The latest mortgage-backed securities forecasts suggest 2023 will be another challenging year, but both agency and private bonds may be able to bear up under the pressures they’ll face.
For nonconforming MBS, the challenge lies in the slowly building pressure on borrowers’ ability to repay. Some forecasts have been particularly pessimistic about this, but a couple recent ones have been more hopeful.
“The improving credit trend may slip a bit, albeit remaining well-contained, absent a significant recession,” DBRS Morningstar analysts said in an outlook report.
“Right now, inflation remains abnormally high, but [gross domestic product] and unemployment remain resilient,” they noted.
Fitch also expects a durable MBS market in 2023
“Arrears are expected to increase modestly relative to 2022 but will still remain low relative to historical levels,” Fitch said in an outlook report.
Its analysts expect credit ratings to be relatively stable in part because consumers’ finances have been fortified by refinancing and home price appreciation during the last two years, which could help them weather the tougher economic conditions that lie ahead.
Meanwhile, although the continued retreat by banks from agency MBS along with the Federal Reserve’s decision last year to let its portfolio going into runoff are worrisome given those two buyer segments are the primary investors for these securities, researchers think those developments will be mitigated by other factors.

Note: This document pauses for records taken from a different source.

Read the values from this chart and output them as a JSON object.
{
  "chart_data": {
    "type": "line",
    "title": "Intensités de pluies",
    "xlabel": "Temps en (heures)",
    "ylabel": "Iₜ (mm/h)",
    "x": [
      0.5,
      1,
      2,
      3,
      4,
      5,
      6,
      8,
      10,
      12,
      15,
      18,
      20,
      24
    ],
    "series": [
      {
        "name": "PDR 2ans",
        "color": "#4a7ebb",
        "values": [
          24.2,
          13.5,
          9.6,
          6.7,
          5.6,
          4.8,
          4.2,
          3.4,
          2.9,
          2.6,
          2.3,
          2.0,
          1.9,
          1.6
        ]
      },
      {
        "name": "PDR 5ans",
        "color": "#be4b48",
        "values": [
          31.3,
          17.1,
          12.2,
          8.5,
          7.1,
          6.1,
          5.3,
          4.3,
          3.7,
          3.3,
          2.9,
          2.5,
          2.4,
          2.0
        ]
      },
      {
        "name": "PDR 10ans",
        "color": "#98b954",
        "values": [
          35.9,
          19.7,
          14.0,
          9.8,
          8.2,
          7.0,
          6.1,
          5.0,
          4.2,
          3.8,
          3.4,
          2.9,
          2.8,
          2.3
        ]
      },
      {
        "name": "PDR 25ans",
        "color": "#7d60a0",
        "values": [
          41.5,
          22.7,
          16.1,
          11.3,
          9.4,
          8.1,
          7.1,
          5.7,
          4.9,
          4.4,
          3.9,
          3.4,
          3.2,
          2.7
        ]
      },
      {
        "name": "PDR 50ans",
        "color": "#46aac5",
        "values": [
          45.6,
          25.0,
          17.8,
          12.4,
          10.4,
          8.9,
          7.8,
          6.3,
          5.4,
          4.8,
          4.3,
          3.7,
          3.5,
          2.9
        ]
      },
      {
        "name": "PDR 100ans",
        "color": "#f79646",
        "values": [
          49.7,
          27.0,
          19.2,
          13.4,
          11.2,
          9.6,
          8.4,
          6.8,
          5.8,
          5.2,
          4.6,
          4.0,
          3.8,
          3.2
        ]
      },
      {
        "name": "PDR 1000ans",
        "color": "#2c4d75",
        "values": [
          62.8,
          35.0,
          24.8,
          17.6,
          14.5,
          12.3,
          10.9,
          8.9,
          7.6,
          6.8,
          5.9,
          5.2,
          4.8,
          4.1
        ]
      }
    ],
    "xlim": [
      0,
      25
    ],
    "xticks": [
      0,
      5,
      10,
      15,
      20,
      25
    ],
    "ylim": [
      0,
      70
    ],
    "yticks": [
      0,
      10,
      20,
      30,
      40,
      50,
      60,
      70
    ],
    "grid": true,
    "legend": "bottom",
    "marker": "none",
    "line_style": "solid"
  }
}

Banks are likely to continue backing out slowly, and the Fed isn’t expected to go a step further and sell bonds anytime soon, Walt Schmidt, senior vice president, mortgage strategies, at FHN Financial, noted.
“We do not think the Fed will sell MBS and banks are also not likely to sell in large numbers due to the steep unrealized losses,” he said in a report.
Also, private investment fund managers could step into breach.
“Those investors will likely see current MBS spread levels as generous relative risk-adjusted spreads in other sectors and we look for somewhat of a rotation into MBS,” said Schmidt.
In addition, market participants from overseas — which are the third largest group of investors — could help fill the gap.
“Foreign buyers may also add [MBS] if currency markets settle down and hedging becomes less expensive,” Schmidt said.